Почему? По многим причинам. Например, потому, что загадочный крик панка-рокера-трансвестита «Секур, плювит, пляс!» очень напоминал вот такие французские слова: «Au secours! Plus vite! Sur place!» Это означало: «На помощь! Скорей! На площадь!» И мощная рука, высунувшаяся из «джипяры» – из джипа, заметьте себе… и хвост светлых волос, метавшийся по спине панка… и светленькая косичка на черной шубке… Да-да, на новехонькой черной норковой шубке!
Алёна оглянулась.
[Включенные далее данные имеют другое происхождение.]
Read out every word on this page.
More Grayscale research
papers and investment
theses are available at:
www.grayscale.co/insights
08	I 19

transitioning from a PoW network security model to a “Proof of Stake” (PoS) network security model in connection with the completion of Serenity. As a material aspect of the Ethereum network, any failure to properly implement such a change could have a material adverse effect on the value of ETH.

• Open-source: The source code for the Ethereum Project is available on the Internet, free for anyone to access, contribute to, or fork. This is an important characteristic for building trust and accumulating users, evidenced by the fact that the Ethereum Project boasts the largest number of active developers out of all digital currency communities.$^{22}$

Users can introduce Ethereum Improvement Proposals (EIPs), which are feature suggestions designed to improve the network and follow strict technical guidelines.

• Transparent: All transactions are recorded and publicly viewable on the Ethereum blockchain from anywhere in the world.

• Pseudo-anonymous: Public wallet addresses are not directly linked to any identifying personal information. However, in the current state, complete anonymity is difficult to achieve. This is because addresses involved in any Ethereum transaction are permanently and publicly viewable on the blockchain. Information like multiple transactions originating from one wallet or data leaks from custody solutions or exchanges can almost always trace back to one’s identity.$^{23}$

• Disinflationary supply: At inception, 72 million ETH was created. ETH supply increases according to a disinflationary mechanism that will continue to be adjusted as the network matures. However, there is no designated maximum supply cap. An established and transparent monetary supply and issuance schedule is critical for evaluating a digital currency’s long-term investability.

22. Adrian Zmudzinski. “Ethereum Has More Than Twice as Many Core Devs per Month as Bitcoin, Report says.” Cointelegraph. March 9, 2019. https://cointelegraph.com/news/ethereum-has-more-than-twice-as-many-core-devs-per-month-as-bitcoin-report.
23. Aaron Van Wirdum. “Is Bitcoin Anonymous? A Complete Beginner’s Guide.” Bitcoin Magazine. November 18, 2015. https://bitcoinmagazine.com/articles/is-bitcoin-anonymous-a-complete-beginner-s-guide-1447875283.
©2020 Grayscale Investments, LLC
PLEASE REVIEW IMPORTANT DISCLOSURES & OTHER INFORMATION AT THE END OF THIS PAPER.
На миг ей захотелось вернуться под надежную защиту бдительных дам, подождать, пока вся публика не спустится, спектакль, а потом и банкет, не кончатся, не разберут всю верхнюю одежду с вешалок…
А потом? Потом-то все равно что-то предпринимать придется. А эти тетки точно не дадут ей подумать. А думать надо. Думать и действовать!
1789 год
– Петруша, мы с тобой станем свидетелями страшного события – гибели королевства. Я видел сон: золотые королевские лилии затопило грязной болотной жижею. Я видел, будто трясина разверзлась на месте Бастилии и поглотила собой королевский трон. И болотная вода имела ржавый оттенок крови. Нынче ночью огни горели во всем Париже. Из Сент-Антуанского предместья шли новые и новые толпы. Люди не возвращались домой, а располагались лагерями на улицах. Ясно, что нынче нужно ожидать дальнейшего обострения событий.
– Что такое Бастилия, Иван Матвеевич? Арсенал? Я слышал третьеводни в Пале-Рояле, как некий крикун по имени Демулен призывал народ идти добывать в Бастилии оружие.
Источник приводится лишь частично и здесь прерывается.